LOA: Heaven’s My Destination—a comic romp following a traveling salesman through Depression-era America—was quite a departure from Wilder’s other novels. Henry Seidel Canby said it was what Voltaire would have written “if he had been sent to Hollywood and going by bus through Illinois and Kansas had tried his hand at Candide rewritten in terms of the farm belt, the Bible, a closed mind and a well-intentioned heart.” Was this Wilder’s response to Michael Gold’s slashing attack on The Woman of Andros in The New Republic as “a daydream of homosexual figures in graceful gowns moving archaically among the lilies?"

McClatchy: Michael Gold’s attack on Wilder as an effete writer out of touch with his own country was particularly mean-spirited, and meant to cause hurt. In private Wilder’s feelings were bruised—whose would not be?—but he refused to respond in kind. Clearly, though, Heaven’s My Destination was written in reaction to Gold’s diatribe. It is his first distinctly “American” novel. It sets itself down in the Mississippi Valley and points west during the Depression, offers an array of social types, analyzes their living conditions and legal system, and probes both the country’s beliefs and its true religion, business. It was enough to warm any Marxist’s heart. In a letter to John Dos Passos, Edmund Wilson wrote: “Thornton Wilder has taken up the challenge flung down by Mike Gold and written the best book of his life.”

It would be inaccurate to claim that Wilder had deliberately remade himself as a novelist––had gone native. (Though Our Town arrives just three years later.) The settings and characters of Heaven’s My Destination bear subtle affinities with Wilder’s other fiction, both earlier and later.

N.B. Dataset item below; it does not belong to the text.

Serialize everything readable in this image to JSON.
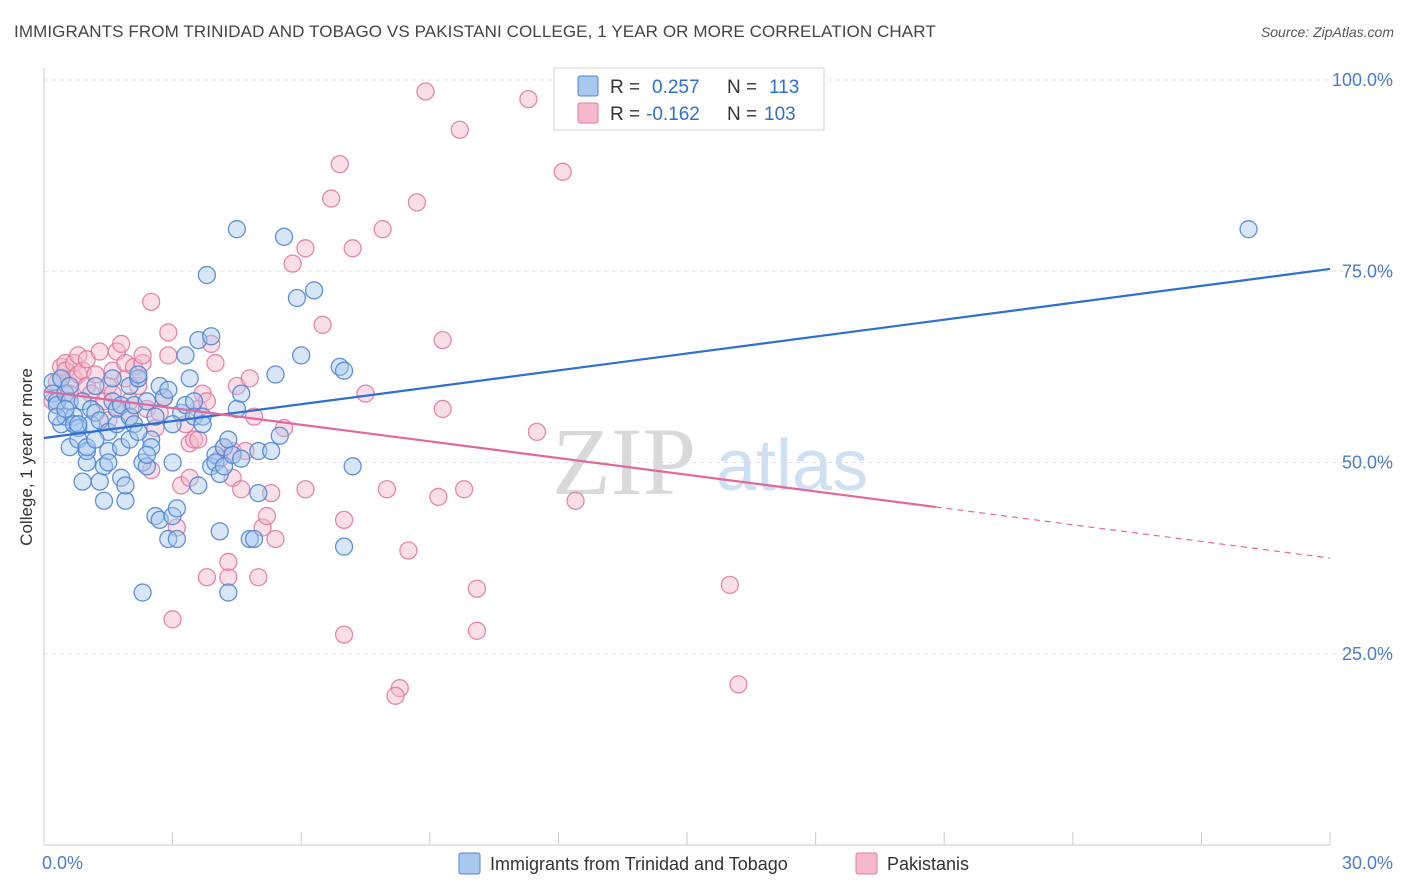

And its hero, George Brush, shares the ardent loneliness of all of Wilder’s protagonists.

But it is fair to say that Wilder did turn from the exquisite cadences and lambent, layered textures of his first three novels. His style here is drier, flatter, jumpier. It’s the effort to create an “American speech” for his book, to give its narrative the clipped, moral tone of its cast and culture. It’s what might be called a Grant Wood style. Of course Wilder was not writing a satire, though he’s content to skewer pretensions and injustices. Instead, he’d set out to write a comedy, and he needed a light touch to capture the incongruities of American life, at once innocent and egotistical. It is a comedy in the highest sense, and moves easily from Corn Belt farce to superstitious magic (Father Pasziewski’s spoon) to moral argument (the concluding courtroom scene is the book’s masterstroke).

LOA: Unrequited love recurs as a theme in The Cabala, Bridge, and The Woman of Andros. While Wilder never made his sexual preference explicit during his lifetime, do you think that lines like “And at once he sacrificed everything to it, if it can be said we ever sacrifice anything save what we know we can never attain, or what some secret wisdom tells us it would be uncomfortable or saddening to possess” from The Bridge give us a clue?

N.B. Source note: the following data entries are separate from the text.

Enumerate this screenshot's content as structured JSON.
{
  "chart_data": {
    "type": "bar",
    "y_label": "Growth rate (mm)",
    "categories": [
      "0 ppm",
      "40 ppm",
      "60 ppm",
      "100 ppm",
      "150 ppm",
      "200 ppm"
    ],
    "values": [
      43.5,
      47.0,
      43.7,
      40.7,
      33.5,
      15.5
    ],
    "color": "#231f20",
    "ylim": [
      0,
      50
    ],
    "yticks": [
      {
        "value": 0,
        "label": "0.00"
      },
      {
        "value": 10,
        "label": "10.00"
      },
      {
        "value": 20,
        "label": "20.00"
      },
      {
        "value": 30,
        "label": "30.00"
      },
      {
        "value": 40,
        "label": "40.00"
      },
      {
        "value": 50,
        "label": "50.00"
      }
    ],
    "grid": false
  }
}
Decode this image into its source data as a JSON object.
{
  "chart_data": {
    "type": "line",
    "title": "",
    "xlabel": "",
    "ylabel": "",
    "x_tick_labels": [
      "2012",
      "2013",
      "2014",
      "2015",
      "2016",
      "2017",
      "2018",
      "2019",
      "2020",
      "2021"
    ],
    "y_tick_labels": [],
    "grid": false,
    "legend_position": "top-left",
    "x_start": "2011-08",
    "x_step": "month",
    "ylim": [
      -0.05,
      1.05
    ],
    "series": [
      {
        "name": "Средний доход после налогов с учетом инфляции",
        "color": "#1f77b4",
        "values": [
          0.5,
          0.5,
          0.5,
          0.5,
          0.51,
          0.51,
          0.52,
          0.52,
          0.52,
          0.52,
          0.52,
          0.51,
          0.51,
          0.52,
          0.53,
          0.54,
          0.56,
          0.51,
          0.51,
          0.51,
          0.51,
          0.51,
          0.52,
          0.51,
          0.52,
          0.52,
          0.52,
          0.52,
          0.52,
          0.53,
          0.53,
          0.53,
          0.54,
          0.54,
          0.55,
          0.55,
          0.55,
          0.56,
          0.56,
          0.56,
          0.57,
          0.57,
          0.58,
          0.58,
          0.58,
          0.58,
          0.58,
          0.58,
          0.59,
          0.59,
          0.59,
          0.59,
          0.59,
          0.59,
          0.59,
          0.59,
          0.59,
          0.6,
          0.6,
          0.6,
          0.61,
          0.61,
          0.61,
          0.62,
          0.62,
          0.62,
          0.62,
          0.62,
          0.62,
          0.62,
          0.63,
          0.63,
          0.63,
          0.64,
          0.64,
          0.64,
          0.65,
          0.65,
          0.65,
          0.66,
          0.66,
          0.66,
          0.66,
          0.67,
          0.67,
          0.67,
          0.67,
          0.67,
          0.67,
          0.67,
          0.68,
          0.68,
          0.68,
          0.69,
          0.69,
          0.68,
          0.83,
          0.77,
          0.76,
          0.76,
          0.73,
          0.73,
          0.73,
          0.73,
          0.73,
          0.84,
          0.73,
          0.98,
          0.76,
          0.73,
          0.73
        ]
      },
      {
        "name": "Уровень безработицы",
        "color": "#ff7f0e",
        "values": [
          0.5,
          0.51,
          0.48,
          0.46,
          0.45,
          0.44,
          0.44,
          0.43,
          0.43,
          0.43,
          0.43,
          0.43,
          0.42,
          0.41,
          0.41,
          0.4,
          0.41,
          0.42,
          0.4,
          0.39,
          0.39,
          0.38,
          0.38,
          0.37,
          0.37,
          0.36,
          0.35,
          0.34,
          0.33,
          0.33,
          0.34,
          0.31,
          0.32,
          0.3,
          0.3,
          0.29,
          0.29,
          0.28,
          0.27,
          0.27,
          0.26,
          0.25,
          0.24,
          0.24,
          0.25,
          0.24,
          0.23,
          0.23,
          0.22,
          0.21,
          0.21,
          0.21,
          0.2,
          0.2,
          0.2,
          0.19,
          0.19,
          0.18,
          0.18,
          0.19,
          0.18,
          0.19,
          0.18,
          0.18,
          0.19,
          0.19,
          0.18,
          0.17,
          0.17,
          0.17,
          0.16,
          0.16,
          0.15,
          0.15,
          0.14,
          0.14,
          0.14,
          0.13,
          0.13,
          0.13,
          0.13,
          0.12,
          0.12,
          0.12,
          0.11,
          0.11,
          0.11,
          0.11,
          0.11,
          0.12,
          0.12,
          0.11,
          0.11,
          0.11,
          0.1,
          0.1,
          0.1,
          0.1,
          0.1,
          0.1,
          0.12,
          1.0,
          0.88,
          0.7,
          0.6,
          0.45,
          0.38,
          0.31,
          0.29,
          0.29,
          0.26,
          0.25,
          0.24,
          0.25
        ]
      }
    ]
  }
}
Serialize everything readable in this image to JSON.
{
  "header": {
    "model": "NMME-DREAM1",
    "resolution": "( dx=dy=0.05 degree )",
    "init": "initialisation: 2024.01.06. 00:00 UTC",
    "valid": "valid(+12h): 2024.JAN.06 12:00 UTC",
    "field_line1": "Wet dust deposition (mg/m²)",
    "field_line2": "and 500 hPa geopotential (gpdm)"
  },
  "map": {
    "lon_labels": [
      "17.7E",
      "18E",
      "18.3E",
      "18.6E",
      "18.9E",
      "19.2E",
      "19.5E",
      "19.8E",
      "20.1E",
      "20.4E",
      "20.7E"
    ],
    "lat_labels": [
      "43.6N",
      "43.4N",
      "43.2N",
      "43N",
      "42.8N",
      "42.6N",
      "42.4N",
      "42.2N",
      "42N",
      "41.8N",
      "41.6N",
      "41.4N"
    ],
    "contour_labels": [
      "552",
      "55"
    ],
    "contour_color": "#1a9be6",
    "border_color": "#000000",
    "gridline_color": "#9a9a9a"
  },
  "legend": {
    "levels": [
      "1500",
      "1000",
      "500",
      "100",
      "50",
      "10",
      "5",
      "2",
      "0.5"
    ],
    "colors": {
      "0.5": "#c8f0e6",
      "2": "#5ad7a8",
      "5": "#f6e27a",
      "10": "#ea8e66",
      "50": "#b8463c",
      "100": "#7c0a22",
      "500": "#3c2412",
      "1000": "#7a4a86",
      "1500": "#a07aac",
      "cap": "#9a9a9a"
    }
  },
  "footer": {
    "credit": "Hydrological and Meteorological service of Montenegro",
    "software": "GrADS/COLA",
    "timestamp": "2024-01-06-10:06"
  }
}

McClatchy: I think Wilder’s sexual desires were largely a mystery to him—and they certainly are to us. He seems to have been baffled by his own homosexual desires and ashamed of his furtive attempts to act on them. As you suggest, that may very well have given him a sharper sense of exclusion, disappointment, and secrecy than other novelists have had. Sex and Sensibility . . . an endlessly intriguing and elusive connection.

LOA:How did you first become involved with the work of Thornton Wilder? Did you discover new things about his work in putting the new volume together?

McClatchy: I started reading Wilder’s novels in high school—The Bridge and The Ides of March. The others came later, as did my appreciation of those two familiar novels. This parallels the fate of Our Town: you first encounter it when you are old enough to be touched by it but still too young to understand its depths. And later you realize it is not the sentimental chestnut you’d remembered, but a dark, wrenching, overpowering work about human memory and loss. So too with these first five novels of his. Encountering them again, having oneself acquired the scars on the heart Wilder had set out to reveal, you feel you are at last reading them for the first time, in all their true freshness and wonder and gravity. I sit stunned, time and again, by their shimmer and tensile strength, their miraculous access to the soul’s secrets.